Definitely the second one. In the first one, you use a constant empty List<?> and then convert it to a File[], which requires to create an empty File[0] array. And that is what you do in the second one in one single step.

2 Comments

+1: The first one is confusing. But it doesn't create a list. The emptyList() returns a constant.
@Peter: Thanks, I didn't know. I edited my answer.

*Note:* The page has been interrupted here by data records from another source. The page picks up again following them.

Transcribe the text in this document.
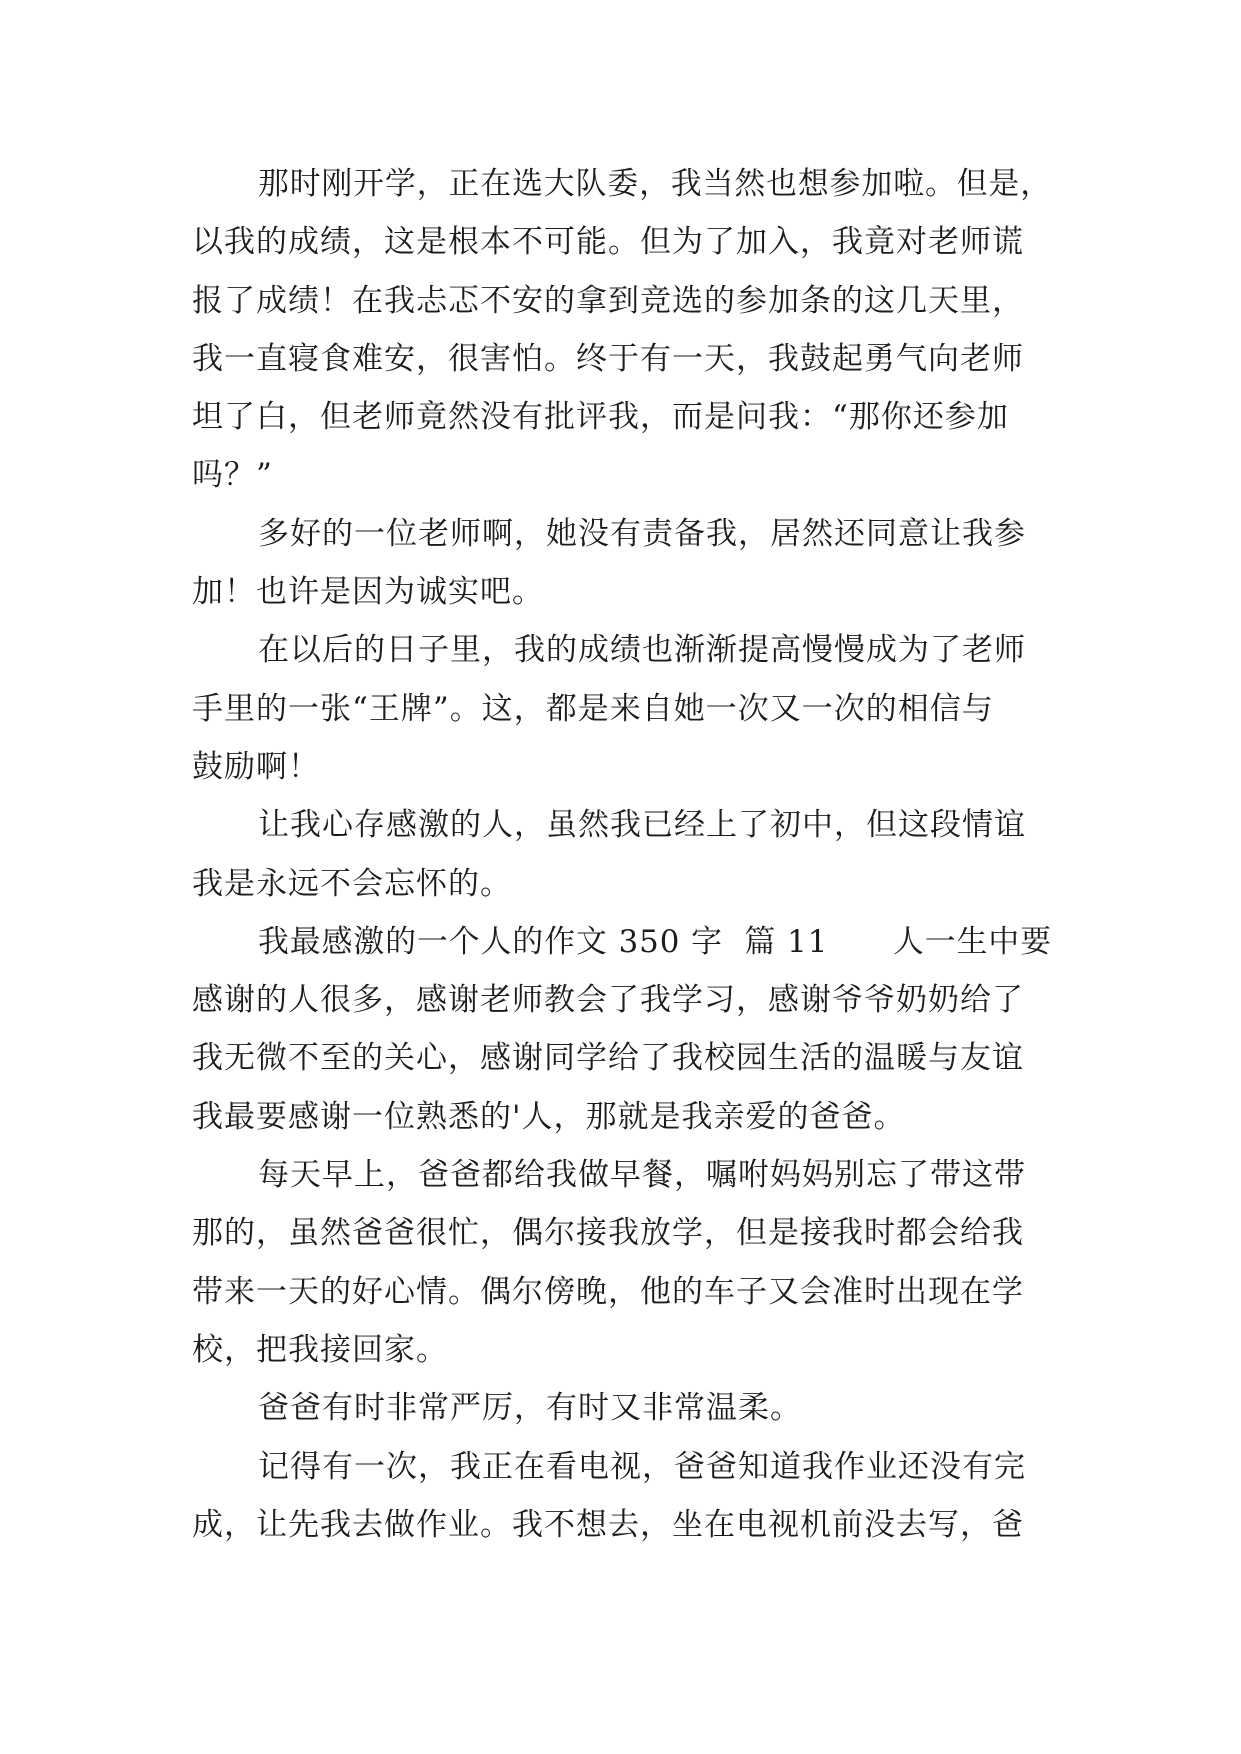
那时刚开学，正在选大队委，我当然也想参加啦。但是，
以我的成绩，这是根本不可能。但为了加入，我竟对老师谎
报了成绩！在我忐忑不安的拿到竞选的参加条的这几天里，
我一直寝食难安，很害怕。终于有一天，我鼓起勇气向老师
坦了白，但老师竟然没有批评我，而是问我：“那你还参加
吗？”
多好的一位老师啊，她没有责备我，居然还同意让我参
加！也许是因为诚实吧。
在以后的日子里，我的成绩也渐渐提高慢慢成为了老师
手里的一张“王牌”。这，都是来自她一次又一次的相信与
鼓励啊！
让我心存感激的人，虽然我已经上了初中，但这段情谊
我是永远不会忘怀的。
我最感激的一个人的作文 350 字  篇 11      人一生中要
感谢的人很多，感谢老师教会了我学习，感谢爷爷奶奶给了
我无微不至的关心，感谢同学给了我校园生活的温暖与友谊
我最要感谢一位熟悉的'人，那就是我亲爱的爸爸。
每天早上，爸爸都给我做早餐，嘱咐妈妈别忘了带这带
那的，虽然爸爸很忙，偶尔接我放学，但是接我时都会给我
带来一天的好心情。偶尔傍晚，他的车子又会准时出现在学
校，把我接回家。
爸爸有时非常严厉，有时又非常温柔。
记得有一次，我正在看电视，爸爸知道我作业还没有完
成，让先我去做作业。我不想去，坐在电视机前没去写，爸
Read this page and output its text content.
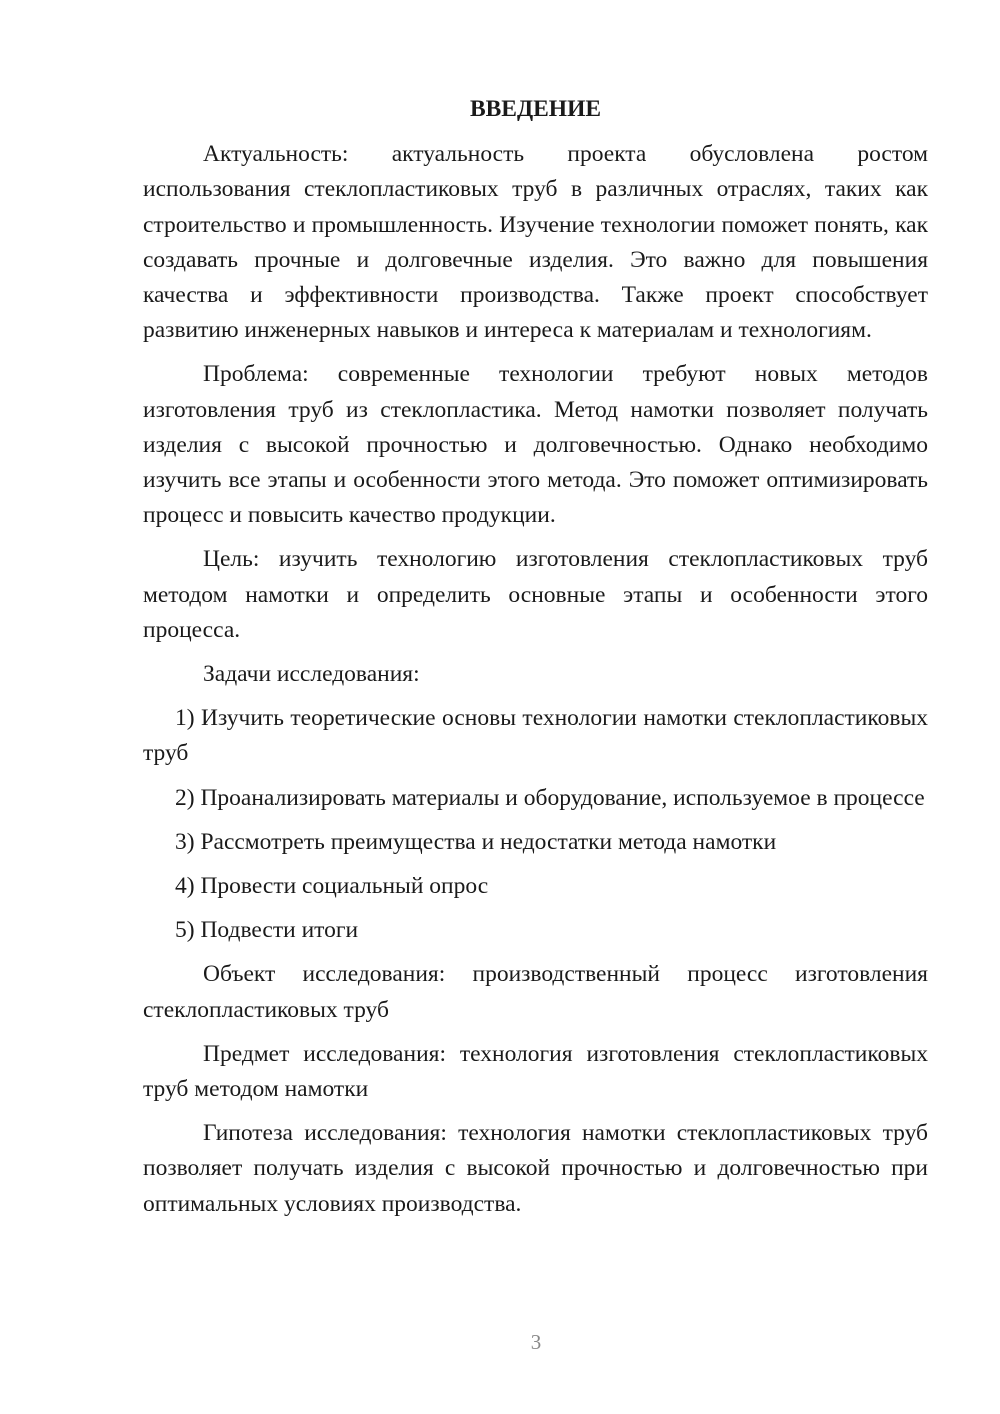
ВВЕДЕНИЕ

Актуальность: актуальность проекта обусловлена ростом использования стеклопластиковых труб в различных отраслях, таких как строительство и промышленность. Изучение технологии поможет понять, как создавать прочные и долговечные изделия. Это важно для повышения качества и эффективности производства. Также проект способствует развитию инженерных навыков и интереса к материалам и технологиям.

Проблема: современные технологии требуют новых методов изготовления труб из стеклопластика. Метод намотки позволяет получать изделия с высокой прочностью и долговечностью. Однако необходимо изучить все этапы и особенности этого метода. Это поможет оптимизировать процесс и повысить качество продукции.

Цель: изучить технологию изготовления стеклопластиковых труб методом намотки и определить основные этапы и особенности этого процесса.

Задачи исследования:

1) Изучить теоретические основы технологии намотки стеклопластиковых труб

2) Проанализировать материалы и оборудование, используемое в процессе

3) Рассмотреть преимущества и недостатки метода намотки

4) Провести социальный опрос

5) Подвести итоги

Объект исследования: производственный процесс изготовления стеклопластиковых труб

Предмет исследования: технология изготовления стеклопластиковых труб методом намотки

Гипотеза исследования: технология намотки стеклопластиковых труб позволяет получать изделия с высокой прочностью и долговечностью при оптимальных условиях производства.

3
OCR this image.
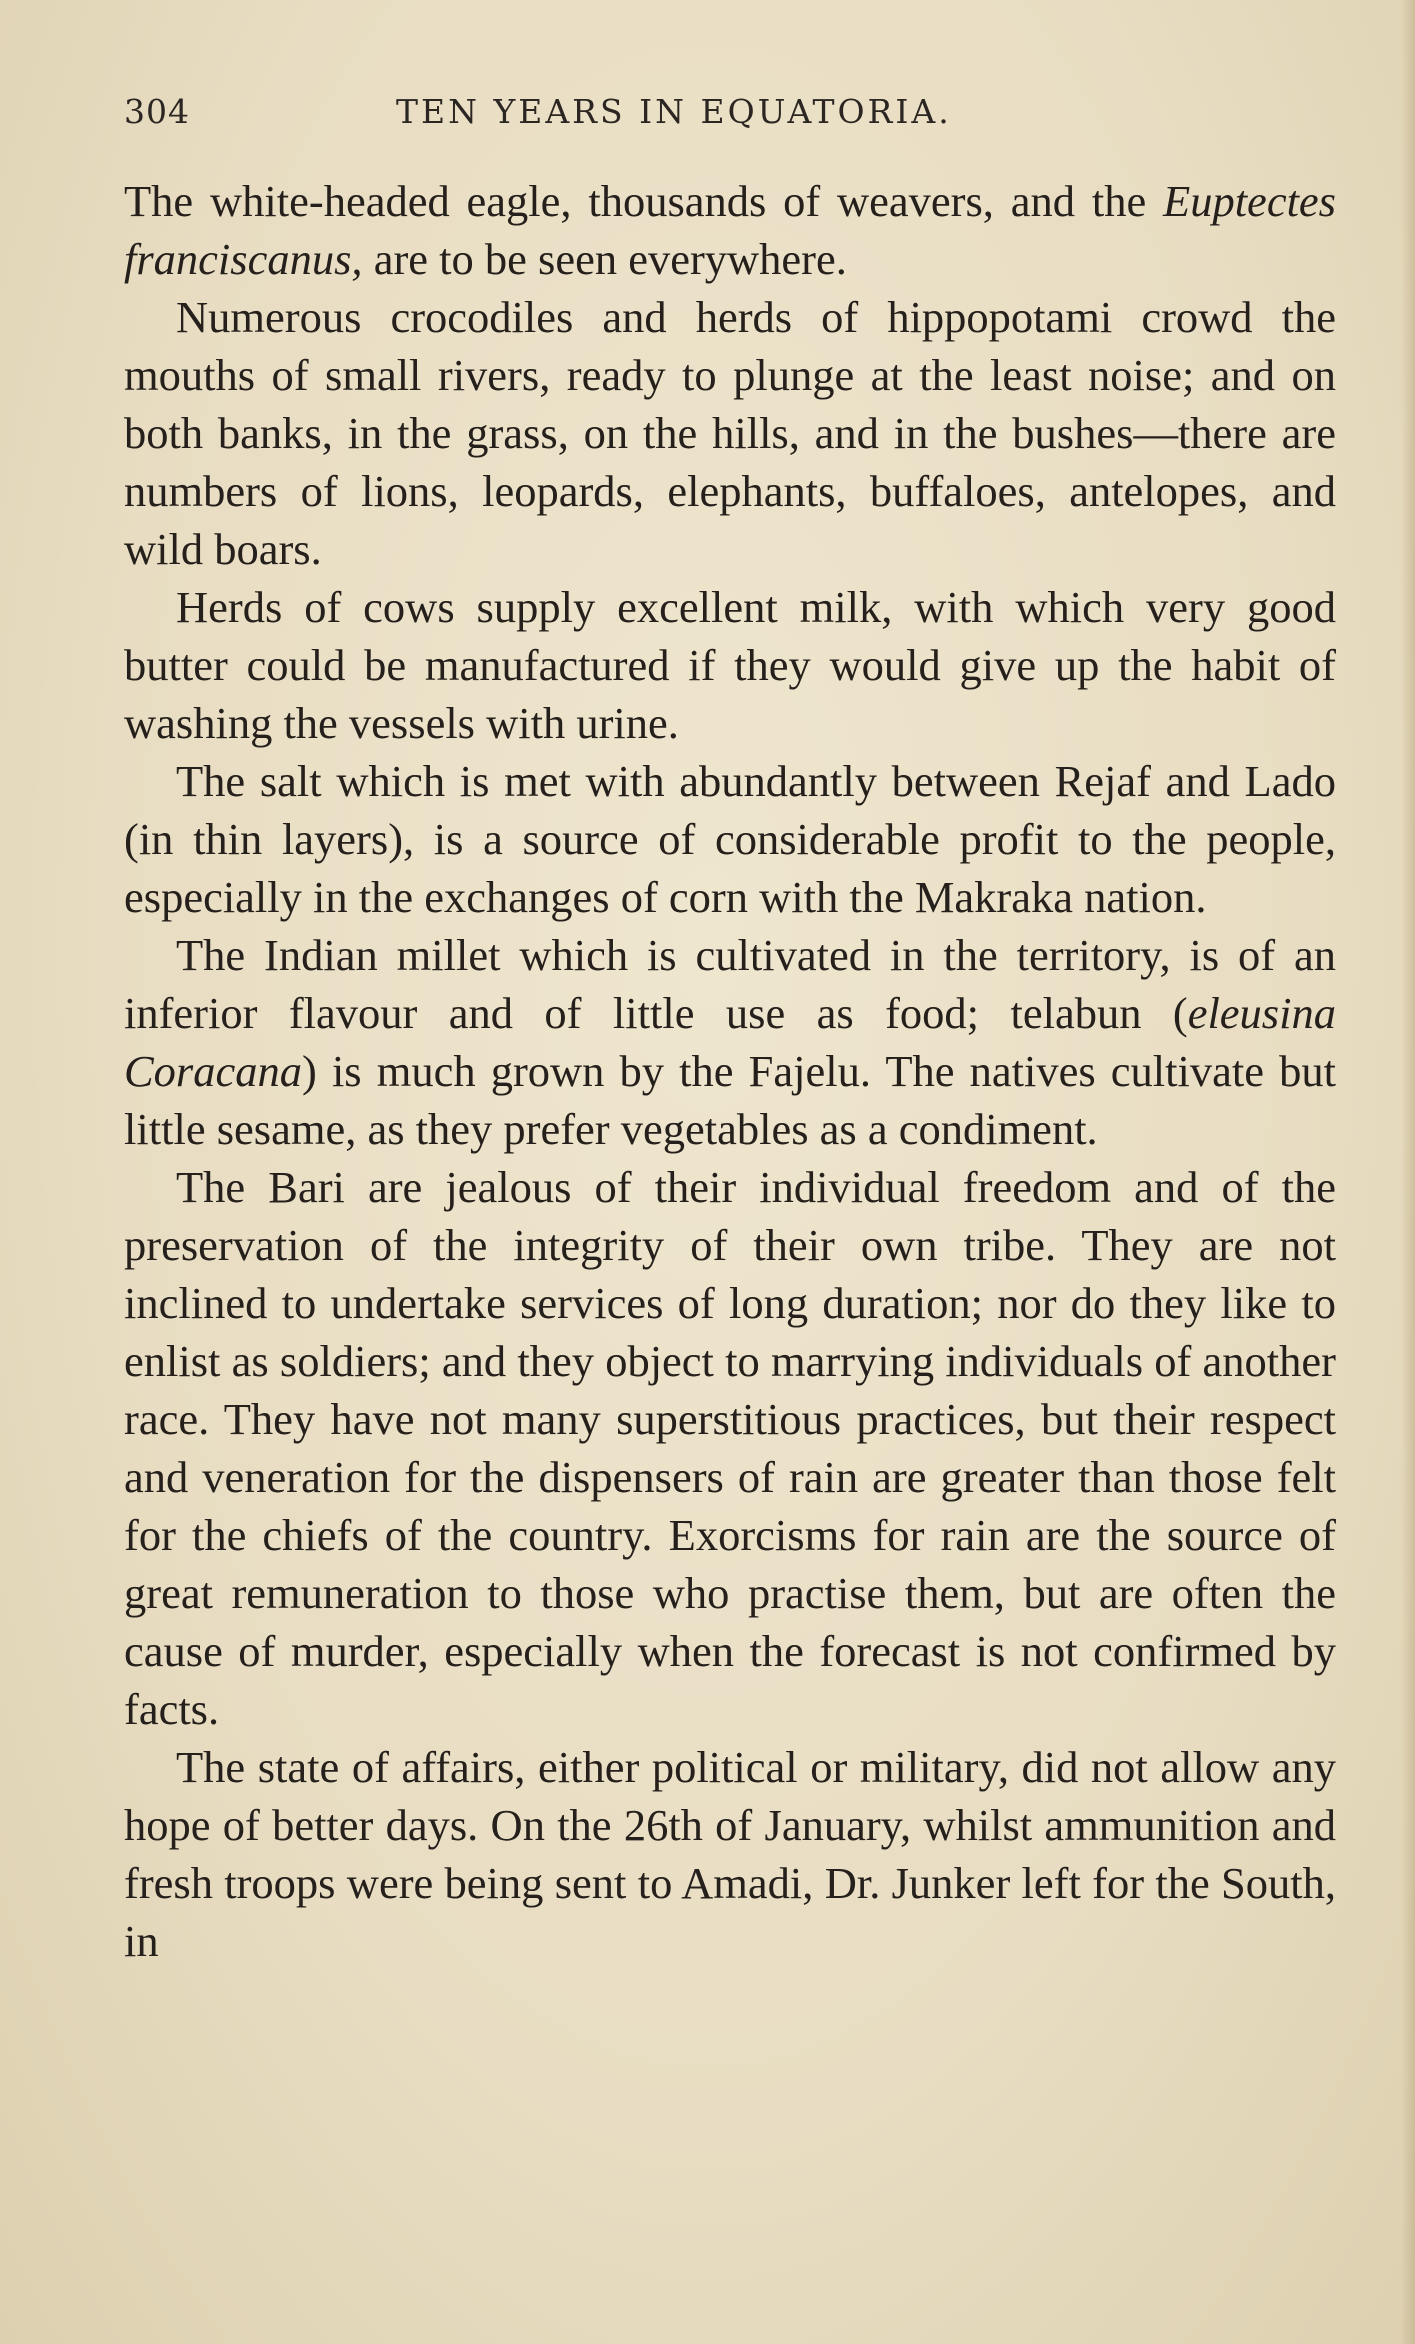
304	TEN YEARS IN EQUATORIA.

The white-headed eagle, thousands of weavers, and the Euptectes franciscanus, are to be seen everywhere.

Numerous crocodiles and herds of hippopotami crowd the mouths of small rivers, ready to plunge at the least noise; and on both banks, in the grass, on the hills, and in the bushes—there are numbers of lions, leopards, elephants, buffaloes, antelopes, and wild boars.

Herds of cows supply excellent milk, with which very good butter could be manufactured if they would give up the habit of washing the vessels with urine.

The salt which is met with abundantly between Rejaf and Lado (in thin layers), is a source of considerable profit to the people, especially in the exchanges of corn with the Makraka nation.

The Indian millet which is cultivated in the territory, is of an inferior flavour and of little use as food; telabun (eleusina Coracana) is much grown by the Fajelu. The natives cultivate but little sesame, as they prefer vegetables as a condiment.

The Bari are jealous of their individual freedom and of the preservation of the integrity of their own tribe. They are not inclined to undertake services of long duration; nor do they like to enlist as soldiers; and they object to marrying individuals of another race. They have not many superstitious practices, but their respect and veneration for the dispensers of rain are greater than those felt for the chiefs of the country. Exorcisms for rain are the source of great remuneration to those who practise them, but are often the cause of murder, especially when the forecast is not confirmed by facts.

The state of affairs, either political or military, did not allow any hope of better days. On the 26th of January, whilst ammunition and fresh troops were being sent to Amadi, Dr. Junker left for the South, in
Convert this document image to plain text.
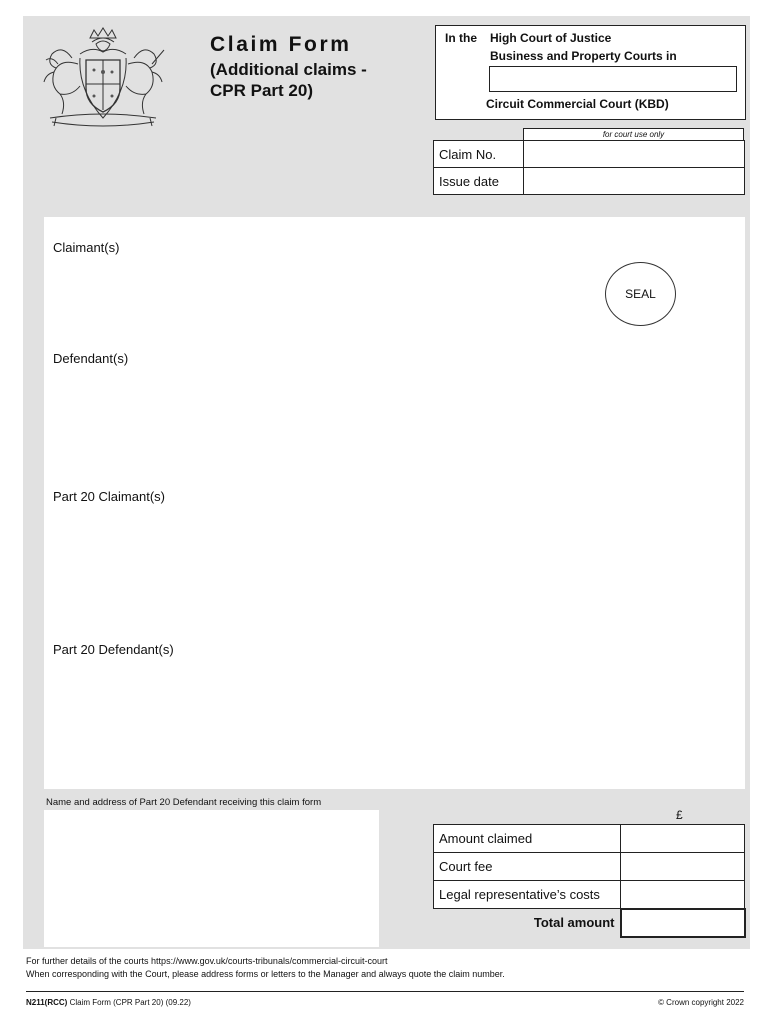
Claim Form
(Additional claims -
CPR Part 20)
In the High Court of Justice
Business and Property Courts in
Circuit Commercial Court (KBD)
for court use only
Claim No.	
Issue date	
Claimant(s)
SEAL
Defendant(s)
Part 20 Claimant(s)
Part 20 Defendant(s)
Name and address of Part 20 Defendant receiving this claim form
£
Amount claimed	
Court fee	
Legal representative’s costs	
Total amount	
For further details of the courts https://www.gov.uk/courts-tribunals/commercial-circuit-court
When corresponding with the Court, please address forms or letters to the Manager and always quote the claim number.
N211(RCC) Claim Form (CPR Part 20) (09.22)	© Crown copyright 2022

I'll give you +1.
9

You can return empty array by following two ways:

If you want to return array of int then

  1. Using {}:

    int arr[] = {};
    return arr;
    
  2. Using new int[0]:

    int arr[] = new int[0];
    return arr;
    

Same way you can return array for other datatypes as well.

1 Comment

Or a combination of both: return new int[] {}
5
return new File[0];

This is better and efficient approach.

2 Comments

This doesn't answer the question at all.
A good answer would explain why it is more efficient, so readers can validate that it is correct and - more importantly - applicable for their situation. (And a bad comment alleges deficits that may or may not be true, as you say yourself in "I guess not" - that's just uncivil; such comments tend to get flagged and ultimatedly removed by a moderator.)
3

There is no difference except the fact that foo performs 3 visible method calls to return empty array that is anyway created while bar() just creates this array and returns it.

Comments

3

I'm pretty sure you should go with bar(); because with foo(); it creates a List (for nothing) since you create a new File[0] in the end anyway, so why not go with directly returning it!

Comments

3

In a single line you could do:

private static File[] bar(){
    return new File[]{};
}

1 Comment

new File[0] would to the same thing as new File[]{}, with less symbols, and I'd expect it to compile to the same bytecode.